Un bouquin qui a du chien

Je vous l'avais dit à ce moment-là, je crois, mais j'ai profité de mon passage à Redon pour y prendre et m'y faire dédicacer Le Chien du Forgeron, de Camille Leboulanger, roman sorti cet été aux éditions Argyll. Je l'attendais de pied ferme, ce bouquin, depuis son annonce au printemps dernier.

Forcément que je l'attendais. Quel sujet ! Pour ceux qui ne le sauraient pas, "le chien du forgeron" est une expression désignant un guerrier légendaire irlandais de l'âge du fer, Cuchulainn, auquel sont consacrés toutes sortes de poèmes épiques, regroupés dans le "Cycle d'Ulster", et que certaines de ses aventures et nombre de ses traits de caractère ont conduit à rapprocher d'Achille. Tout ce qui touche à ce personnage finalement assez méconnu a quelque chose de passionnant mais aussi d'étrange et d'atroce.

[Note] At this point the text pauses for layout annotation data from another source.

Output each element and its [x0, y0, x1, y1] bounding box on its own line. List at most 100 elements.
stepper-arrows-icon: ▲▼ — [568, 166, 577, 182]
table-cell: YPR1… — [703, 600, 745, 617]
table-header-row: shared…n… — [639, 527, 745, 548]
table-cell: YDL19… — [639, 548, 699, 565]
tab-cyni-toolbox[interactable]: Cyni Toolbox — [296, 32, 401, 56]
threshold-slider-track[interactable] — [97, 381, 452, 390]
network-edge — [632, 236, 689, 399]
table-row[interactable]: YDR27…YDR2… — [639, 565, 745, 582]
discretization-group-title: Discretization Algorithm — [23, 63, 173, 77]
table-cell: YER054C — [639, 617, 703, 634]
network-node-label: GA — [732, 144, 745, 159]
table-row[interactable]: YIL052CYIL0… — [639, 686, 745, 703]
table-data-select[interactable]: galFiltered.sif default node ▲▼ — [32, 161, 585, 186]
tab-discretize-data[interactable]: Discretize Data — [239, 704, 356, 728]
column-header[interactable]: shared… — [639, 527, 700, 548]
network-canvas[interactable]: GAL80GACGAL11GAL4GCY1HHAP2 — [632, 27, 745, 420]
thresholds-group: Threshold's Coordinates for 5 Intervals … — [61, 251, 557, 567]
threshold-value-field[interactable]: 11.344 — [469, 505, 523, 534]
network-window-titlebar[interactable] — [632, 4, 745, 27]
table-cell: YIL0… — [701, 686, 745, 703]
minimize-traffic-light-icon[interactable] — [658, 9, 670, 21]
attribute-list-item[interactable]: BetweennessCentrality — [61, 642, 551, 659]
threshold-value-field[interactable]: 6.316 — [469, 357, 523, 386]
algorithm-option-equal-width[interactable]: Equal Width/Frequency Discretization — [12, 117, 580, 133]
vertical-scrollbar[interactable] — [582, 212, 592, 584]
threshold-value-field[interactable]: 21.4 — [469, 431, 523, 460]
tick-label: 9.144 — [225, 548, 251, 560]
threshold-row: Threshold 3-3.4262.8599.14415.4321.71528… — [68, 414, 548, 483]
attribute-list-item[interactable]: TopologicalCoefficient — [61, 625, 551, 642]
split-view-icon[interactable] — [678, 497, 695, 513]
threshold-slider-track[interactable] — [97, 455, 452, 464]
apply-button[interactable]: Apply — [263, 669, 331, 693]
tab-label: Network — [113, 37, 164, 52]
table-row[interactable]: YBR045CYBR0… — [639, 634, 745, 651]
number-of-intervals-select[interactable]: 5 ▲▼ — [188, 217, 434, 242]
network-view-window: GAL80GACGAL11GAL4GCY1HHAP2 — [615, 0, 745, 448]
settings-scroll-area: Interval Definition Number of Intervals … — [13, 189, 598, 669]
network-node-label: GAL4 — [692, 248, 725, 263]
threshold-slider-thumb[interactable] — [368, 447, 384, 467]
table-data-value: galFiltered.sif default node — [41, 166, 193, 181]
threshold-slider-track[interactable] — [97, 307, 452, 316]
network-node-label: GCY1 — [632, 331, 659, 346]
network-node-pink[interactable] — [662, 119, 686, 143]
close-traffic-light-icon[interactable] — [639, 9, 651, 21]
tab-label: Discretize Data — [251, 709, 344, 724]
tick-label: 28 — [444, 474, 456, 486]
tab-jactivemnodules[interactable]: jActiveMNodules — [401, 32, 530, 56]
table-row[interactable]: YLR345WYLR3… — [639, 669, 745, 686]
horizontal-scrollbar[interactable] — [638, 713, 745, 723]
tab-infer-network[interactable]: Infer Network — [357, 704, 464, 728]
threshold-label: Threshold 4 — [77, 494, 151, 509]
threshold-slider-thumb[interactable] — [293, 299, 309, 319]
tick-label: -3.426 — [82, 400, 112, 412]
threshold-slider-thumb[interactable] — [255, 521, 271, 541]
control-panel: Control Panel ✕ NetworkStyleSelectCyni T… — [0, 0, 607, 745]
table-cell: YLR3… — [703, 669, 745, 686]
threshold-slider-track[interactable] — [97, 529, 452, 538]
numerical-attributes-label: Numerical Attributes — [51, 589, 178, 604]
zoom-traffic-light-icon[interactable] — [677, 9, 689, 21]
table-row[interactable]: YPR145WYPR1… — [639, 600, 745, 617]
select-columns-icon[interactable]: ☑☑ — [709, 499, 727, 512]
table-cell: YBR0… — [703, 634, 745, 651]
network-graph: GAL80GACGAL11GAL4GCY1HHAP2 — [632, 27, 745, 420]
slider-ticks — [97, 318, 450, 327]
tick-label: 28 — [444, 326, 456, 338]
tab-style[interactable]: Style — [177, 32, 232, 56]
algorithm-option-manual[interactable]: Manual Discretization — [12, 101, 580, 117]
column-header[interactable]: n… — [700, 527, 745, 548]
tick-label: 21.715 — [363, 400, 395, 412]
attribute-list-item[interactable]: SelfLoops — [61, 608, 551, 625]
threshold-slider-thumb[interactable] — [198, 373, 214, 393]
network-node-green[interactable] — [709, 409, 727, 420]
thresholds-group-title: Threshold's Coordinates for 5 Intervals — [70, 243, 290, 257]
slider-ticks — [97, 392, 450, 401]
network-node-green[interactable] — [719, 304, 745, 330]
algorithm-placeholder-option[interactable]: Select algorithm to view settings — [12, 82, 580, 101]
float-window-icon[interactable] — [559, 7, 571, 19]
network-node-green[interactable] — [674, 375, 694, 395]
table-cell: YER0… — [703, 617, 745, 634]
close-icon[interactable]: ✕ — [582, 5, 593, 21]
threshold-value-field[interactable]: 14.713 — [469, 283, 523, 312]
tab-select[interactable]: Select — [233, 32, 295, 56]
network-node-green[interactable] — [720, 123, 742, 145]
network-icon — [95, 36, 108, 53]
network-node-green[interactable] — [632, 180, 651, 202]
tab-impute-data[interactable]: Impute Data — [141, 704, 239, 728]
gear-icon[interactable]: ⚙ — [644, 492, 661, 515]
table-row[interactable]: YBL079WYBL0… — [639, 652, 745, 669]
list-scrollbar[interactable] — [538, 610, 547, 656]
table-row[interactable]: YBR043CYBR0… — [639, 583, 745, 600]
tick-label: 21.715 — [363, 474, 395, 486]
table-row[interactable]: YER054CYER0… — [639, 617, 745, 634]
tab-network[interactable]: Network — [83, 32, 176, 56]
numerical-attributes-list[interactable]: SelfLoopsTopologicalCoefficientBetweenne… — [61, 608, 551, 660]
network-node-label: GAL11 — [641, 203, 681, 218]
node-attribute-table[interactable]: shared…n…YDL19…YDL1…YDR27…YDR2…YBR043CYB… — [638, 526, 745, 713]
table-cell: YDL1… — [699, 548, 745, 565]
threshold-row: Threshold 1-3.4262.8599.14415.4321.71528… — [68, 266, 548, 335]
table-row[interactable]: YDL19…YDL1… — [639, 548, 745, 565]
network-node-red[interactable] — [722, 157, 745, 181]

Les plus acérés d'entre vous auront remarqué que ce n'est pas la première fois que je parle de lui (le lien ci-dessus l'aura rappelé aux autres). J'avais d'ailleurs signé un gros papier sur "Cuchulainn, modèle de héros ?" dans l'anthologie Celtes ! publiée chez les Moutons électrique. Sara Doke, qui dirigeait l'ouvrage, pourra en témoigner : il a fallu qu'elle me relance à plusieurs reprises, et j'ai failli abandonner deux fois la rédaction de l'article en question. Le sujet est difficile. Analyser la figure de Cuchulainn, brute épaisse prise dans un filet d'interdit, de dettes d'honneur et de malédictions qui le poussent à sa perte glorieuse au prisme de nos conceptions modernes de l'héroïsme n'a rien de simple. Comment qualifier de héros un être aux accès de colère brutaux et meurtriers, qui a d'ailleurs tué son meilleur ami et son fils ?

D'autant que le concept de héros, ça vous amusera peut-être de l'apprendre, est quelque chose que je trouve problématique depuis longtemps. Une partie de mes romans, notamment mon cycle arthurien en cours (le tome 2 sort en février prochain), cherche à interroger la notion, à gratter ce qu'il y a derrière, à voir comment cela fonctionne.

C'est précisément ce que fait Camille Leboulanger ici (oui, j'en viens enfin au fait, je conçois que parler de sa propre gueule pendant 3 paragraphes avant de parler du bouquin du jour a quelque chose de malséant, mais je tenais à préciser où je me situais par rapport à l'objet de notre étude) (promis, j'arrête les parenthèses à rallonge pour aujourd'hui). Tout en respectant le déroulé de la légende irlandaise, l'auteur pose un regard critique dessus, l'interroge, la décortique.

Pour marquer cette mise à distance du sujet, il emploie un beau dispositif narratif : au fil d'une nuit de beuverie, un homme qui a un peu connu Cuchulainn en raconte la vie pour peu qu'on maintienne pleine sa coupe. La présence de ce personnage permet beaucoup de choses en termes de rythme, de commentaire et de mise en abyme. Sa voix ne s'efface jamais complètement, jugeant telle situation au passage, précisant tel élément de contexte, sautant d'une époque ou d'un lieu à un autre, indiquant si elle tient telle chose d'une source extérieure ou du témoignage de ses propres yeux. Et elle réclame à boire. Mentalement, le lecteur ne quitte jamais tout à fait la salle enfumée.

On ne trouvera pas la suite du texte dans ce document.